By THÉRÈSE MARGOLIS
Mexican President Andrés Manuel López Obrador formally apologized to the nation’s indigenous Maya people on Tuesday, May 4, for the multiple abuses committed against them over the course of the last five centuries, but the local Maya were having none of it.
Speaking in a ceremonial event attended by both Guatemala President Alejandro Giammattei and selected pro-government leaders of the Maya community in Mexico’s southeastern state of Quintana Roo, AMLO outlined how Spanish invaders first conquered the Maya civilization, along with other indigenous cultures, more than a half millennium ago.
He also talked about Mexico’s infamously bloody Caste War, which lasted from 1847 to 1901 and lead to the death of more than 250,000 Maya, one of the darkest chapter’s in the nation’s history.
“The Mexican government offers its most sincere apologies to the Maya people for the terrible abuses committed by individuals and national and foreign authorities during the conquest, during three centuries of colonial domination and two centuries of an independent Mexico,” AMLO said.
“All of the country’s indigenous people have, up to the present time, suffered exploitation, dispossession, repression, racism, exclusion and massacres, but the Yaqui (an indigenous community in the northwestern Sonora region of the country) and the Maya have been, to the shame of all, treated the worst and are the victims of the greatest cruelty.”
But while AMLO delivered his speech Tuesday morning, just outside the premises of the ceremony, hundreds of Maya protesters — members of the U Jeets’el le ki’ki ‘kuxtal (For a Dignified Life) movement — yelled out in unison that they rejected the president’s apology, claiming that his administration is also guilty of exploitation and the violation of the human rights of Mexico’s indigenous people.
“No, Mr. President, we do not accept your apologies,” they screamed over the voices of AMLO and the other speakers, who carried on with the ceremony despite the ruckus.
“This was a cynical and insincere apology.”
In an open letter published late Monday, May 3, the U Jeets’el movement wrote: ”We affirm that the head of the Mexican executive treats the Maya community as people without reason, without thought, without the possibility of deciding their own future and that of their people collectively, outside of partisan politics.”

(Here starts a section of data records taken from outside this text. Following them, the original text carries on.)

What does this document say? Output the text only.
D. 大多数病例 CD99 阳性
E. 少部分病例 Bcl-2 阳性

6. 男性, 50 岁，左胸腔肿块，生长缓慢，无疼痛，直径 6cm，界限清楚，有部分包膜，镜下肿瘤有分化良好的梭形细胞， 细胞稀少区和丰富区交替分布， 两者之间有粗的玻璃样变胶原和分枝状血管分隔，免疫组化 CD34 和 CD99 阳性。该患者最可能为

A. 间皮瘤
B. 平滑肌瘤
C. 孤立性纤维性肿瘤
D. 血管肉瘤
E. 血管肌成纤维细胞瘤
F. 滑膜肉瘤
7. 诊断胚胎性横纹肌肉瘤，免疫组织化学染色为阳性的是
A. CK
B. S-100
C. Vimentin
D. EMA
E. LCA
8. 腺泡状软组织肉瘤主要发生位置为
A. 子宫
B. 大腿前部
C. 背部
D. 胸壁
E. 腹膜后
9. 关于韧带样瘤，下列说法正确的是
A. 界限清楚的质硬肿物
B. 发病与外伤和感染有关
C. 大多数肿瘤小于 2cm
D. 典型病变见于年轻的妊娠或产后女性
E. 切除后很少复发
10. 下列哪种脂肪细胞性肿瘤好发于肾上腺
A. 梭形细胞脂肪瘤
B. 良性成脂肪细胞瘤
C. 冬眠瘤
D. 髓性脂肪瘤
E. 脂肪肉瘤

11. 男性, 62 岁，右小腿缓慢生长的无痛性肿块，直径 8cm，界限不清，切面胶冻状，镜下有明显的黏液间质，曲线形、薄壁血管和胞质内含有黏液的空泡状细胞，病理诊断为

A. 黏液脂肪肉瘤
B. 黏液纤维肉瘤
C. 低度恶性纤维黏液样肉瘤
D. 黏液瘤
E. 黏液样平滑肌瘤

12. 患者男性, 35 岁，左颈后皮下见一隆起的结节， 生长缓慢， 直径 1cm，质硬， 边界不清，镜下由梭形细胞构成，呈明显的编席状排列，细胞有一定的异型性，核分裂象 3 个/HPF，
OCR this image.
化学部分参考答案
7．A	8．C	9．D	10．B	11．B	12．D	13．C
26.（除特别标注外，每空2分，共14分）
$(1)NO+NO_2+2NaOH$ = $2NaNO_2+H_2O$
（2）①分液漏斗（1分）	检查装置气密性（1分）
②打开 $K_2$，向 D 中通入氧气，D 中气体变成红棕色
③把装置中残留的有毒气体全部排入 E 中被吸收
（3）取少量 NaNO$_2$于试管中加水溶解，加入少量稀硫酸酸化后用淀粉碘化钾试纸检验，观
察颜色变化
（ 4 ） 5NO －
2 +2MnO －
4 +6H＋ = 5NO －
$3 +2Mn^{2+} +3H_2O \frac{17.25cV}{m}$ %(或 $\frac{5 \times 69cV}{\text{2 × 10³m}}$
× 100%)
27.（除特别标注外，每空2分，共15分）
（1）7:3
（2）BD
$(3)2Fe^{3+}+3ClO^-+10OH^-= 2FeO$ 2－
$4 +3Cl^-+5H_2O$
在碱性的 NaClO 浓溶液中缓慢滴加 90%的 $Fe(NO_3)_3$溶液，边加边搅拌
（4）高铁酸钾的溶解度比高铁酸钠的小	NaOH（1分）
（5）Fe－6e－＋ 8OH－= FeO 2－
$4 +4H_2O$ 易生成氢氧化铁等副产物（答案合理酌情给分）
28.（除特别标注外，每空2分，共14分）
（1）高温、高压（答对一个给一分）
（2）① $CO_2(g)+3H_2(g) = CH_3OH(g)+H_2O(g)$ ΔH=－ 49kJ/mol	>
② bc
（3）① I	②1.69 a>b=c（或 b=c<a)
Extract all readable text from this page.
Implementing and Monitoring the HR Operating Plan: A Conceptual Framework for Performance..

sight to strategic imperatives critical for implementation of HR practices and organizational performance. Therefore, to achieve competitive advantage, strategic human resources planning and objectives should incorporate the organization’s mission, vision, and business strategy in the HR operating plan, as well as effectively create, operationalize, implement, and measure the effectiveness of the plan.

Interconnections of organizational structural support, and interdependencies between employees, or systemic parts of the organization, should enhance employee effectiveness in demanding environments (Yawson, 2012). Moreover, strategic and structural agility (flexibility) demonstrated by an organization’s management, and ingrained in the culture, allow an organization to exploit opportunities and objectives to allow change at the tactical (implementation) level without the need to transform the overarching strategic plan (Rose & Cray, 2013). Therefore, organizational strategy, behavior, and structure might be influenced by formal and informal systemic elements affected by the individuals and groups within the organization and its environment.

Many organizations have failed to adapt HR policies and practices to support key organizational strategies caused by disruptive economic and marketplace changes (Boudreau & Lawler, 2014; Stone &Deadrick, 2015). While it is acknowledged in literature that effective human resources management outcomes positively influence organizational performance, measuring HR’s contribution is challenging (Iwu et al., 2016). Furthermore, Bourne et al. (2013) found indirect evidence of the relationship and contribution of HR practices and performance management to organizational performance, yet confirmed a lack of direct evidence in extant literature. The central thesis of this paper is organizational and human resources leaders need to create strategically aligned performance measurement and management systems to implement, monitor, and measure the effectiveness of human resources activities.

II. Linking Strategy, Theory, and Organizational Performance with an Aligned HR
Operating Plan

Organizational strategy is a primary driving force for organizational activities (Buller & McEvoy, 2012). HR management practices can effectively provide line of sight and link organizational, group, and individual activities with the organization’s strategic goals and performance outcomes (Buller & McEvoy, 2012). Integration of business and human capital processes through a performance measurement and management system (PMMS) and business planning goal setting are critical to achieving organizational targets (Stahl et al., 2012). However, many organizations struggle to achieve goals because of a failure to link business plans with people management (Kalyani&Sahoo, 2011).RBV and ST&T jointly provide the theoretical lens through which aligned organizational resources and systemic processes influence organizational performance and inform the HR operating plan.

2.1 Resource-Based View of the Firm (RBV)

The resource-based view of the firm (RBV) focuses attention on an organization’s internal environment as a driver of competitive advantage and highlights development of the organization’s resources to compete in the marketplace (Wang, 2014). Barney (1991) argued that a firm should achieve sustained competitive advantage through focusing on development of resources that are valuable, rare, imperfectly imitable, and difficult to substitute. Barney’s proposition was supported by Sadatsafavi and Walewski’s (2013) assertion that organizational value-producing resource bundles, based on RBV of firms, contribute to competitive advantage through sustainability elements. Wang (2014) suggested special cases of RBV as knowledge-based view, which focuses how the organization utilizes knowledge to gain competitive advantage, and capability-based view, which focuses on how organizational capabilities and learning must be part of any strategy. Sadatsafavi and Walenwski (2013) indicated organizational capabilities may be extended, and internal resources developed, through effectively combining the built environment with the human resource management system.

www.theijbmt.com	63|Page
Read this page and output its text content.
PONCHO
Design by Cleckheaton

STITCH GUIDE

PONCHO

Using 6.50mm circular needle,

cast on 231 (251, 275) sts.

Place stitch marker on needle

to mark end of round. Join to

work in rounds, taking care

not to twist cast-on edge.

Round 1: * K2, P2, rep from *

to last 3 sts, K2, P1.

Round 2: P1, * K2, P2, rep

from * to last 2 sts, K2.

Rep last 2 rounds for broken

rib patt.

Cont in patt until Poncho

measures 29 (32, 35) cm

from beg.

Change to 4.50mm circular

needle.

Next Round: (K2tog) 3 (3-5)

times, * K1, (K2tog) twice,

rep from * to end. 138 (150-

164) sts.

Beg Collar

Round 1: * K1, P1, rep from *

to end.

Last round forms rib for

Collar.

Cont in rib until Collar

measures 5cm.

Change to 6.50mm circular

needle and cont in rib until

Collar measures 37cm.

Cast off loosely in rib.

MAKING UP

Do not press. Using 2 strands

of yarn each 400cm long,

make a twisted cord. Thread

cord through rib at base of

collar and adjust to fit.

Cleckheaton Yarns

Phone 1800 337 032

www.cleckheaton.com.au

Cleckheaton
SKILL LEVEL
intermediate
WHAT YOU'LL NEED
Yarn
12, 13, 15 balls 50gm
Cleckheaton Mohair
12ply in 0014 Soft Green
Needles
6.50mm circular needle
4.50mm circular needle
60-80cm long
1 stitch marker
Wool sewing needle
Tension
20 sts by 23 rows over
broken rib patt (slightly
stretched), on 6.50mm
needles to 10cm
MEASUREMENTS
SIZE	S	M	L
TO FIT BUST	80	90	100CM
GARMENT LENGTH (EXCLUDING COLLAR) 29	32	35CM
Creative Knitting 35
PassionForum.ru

The letter went on to say that “whoever asks for forgiveness perpetuates racism, discrimination and contempt for the Maya people.”
The group also said that, through various large development projects that affect the Yucatan Peninsula and that were bulldozed through by the AMLO administration, such as the controversial Tren Maya tourist train that local communities have adamantly opposed, the Mexican government’s “colonization continues, each day with more violence and intensity.”
“The tranquility of our villages is transformed into the terror that the companions of Cancun, Playa del Carmen, Tulum, Bacalar experience at every moment, since these have become regional, national and even global headquarters of labor exploitation, of the generalized insecurity, femicides and murders, drug and human trafficking that the government has wrought.”
The group demanded that the government pay financial and territorial retribution for “its crimes against the Maya people,” including the introduction of transgenics and hybrid corn, which has, to a large extent, displaced traditional Maya farming techniques.
The letter also made reference to the use of pesticides that led to the contamination of the Yucatan water table, as well as the deforestation of the jungle and the death of bees and other native insects that maintain living ecosystems and are essential to maintain the livelihoods of the Maya communities.
AMLO did not respond to the U Jeets’el le ki’ki ‘kuxtal protest.